Updated July 16, 2014

6 of 7

Ear Pulling vs. Ear Infections

Many babies pull at their ears.

Is it a sign of an ear infection?

Sometimes it is, but often, if your baby is pulling at her ears and has no other symptoms, then it is likely normal. Some of those other symptoms that might indicate your baby has an ear infection include:

  • fussiness
  • fever
  • decreased appetite
  • waking up at night
  • having a runny nose and cough or just getting over a cold, since ear infections are often associated with colds

Without some of these other ear infection symptoms, your baby may be tugging at her ears because she has simply found them, when she is overtired, or because she is teething.
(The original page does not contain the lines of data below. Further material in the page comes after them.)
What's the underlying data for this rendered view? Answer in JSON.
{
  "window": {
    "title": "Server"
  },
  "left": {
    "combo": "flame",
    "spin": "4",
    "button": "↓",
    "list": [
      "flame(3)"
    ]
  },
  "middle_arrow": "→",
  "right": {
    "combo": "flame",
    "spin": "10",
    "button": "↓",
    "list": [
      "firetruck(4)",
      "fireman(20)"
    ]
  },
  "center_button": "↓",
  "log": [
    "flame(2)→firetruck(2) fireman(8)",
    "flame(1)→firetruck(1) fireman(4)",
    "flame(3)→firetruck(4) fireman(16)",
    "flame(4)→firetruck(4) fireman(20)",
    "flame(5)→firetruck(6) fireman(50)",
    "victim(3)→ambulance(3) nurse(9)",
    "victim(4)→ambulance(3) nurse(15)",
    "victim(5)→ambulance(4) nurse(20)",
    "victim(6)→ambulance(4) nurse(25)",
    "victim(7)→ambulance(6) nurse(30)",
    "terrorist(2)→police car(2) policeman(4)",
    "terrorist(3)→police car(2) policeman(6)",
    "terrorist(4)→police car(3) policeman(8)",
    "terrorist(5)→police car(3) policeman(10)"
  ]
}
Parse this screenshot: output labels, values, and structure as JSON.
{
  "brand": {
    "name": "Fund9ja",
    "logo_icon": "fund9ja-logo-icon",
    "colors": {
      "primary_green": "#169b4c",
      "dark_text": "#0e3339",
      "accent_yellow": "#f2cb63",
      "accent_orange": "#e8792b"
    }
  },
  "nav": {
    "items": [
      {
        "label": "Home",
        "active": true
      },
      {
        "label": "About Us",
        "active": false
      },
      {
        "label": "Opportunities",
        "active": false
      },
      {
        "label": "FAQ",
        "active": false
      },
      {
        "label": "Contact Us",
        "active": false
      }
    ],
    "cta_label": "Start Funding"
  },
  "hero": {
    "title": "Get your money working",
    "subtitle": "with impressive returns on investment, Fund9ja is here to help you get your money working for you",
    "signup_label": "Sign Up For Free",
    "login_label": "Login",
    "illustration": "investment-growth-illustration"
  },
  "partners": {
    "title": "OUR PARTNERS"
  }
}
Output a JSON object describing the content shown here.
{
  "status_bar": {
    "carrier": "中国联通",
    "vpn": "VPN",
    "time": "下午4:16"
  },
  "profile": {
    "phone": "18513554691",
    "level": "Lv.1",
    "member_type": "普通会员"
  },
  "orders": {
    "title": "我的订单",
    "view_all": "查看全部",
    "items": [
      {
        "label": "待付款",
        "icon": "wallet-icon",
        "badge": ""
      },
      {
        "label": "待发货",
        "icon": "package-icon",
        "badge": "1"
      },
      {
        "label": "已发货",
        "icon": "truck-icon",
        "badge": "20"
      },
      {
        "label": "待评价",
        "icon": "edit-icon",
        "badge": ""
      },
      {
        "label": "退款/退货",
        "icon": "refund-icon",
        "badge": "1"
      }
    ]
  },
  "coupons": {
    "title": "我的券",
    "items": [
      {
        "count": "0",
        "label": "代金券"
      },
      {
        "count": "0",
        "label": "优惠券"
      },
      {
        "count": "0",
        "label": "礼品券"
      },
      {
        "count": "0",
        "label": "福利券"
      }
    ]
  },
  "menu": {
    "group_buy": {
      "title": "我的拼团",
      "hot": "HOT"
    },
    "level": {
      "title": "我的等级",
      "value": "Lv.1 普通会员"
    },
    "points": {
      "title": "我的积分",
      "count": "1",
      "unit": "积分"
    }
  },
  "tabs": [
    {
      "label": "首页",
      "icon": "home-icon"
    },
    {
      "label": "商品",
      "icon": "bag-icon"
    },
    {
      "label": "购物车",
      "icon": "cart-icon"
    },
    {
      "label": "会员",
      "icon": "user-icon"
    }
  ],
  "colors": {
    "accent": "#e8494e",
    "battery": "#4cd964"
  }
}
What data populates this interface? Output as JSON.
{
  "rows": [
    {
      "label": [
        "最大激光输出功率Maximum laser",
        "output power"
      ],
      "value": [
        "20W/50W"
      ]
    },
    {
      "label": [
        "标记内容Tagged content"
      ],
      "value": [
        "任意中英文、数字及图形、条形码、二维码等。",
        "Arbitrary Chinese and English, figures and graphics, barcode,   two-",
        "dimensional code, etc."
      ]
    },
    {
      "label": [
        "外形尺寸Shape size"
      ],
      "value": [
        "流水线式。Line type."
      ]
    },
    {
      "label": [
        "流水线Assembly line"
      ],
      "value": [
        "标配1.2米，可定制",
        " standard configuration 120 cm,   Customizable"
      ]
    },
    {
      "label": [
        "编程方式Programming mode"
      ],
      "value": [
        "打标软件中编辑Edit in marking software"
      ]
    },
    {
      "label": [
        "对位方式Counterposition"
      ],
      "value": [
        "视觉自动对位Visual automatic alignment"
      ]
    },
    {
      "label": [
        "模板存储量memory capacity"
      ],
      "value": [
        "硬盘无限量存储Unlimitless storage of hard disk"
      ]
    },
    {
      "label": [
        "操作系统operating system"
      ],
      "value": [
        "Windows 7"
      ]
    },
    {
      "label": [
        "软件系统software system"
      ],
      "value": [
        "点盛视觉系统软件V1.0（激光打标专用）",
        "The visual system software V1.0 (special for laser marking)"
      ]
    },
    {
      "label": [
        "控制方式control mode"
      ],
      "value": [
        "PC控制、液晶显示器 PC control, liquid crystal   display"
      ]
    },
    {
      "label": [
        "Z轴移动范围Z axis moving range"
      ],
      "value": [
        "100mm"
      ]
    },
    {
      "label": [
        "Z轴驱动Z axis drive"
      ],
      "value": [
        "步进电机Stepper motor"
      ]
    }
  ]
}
If you think that your child has an ear infection, see your pediatrician to confirm the diagnosis. In addition to ear infection symptoms, your baby should have signs of inflammation of her ear drum on physical exam, such as a red, bulging ear drum, which your pediatrician can see when looking inside your her ears.

If your child does indeed have an ear infection, then she will likely need an antibiotic. The latest ear infection treatment guidelines from the American Academy of Pediatrics does offer an "observation option" for older children so that they can be observed without antibiotics for up to 48 hours to see if they get better on their own, but they state that children under six months of age should always be treated with antibiotics when they have an ear infection.


American Academy of Pediatrics. Clinical Practice Guidelines. Diagnosis and Management of Acute Otitis Media. PEDIATRICS Vol. 113 No. 5 May 2004, pp. 1451-1465.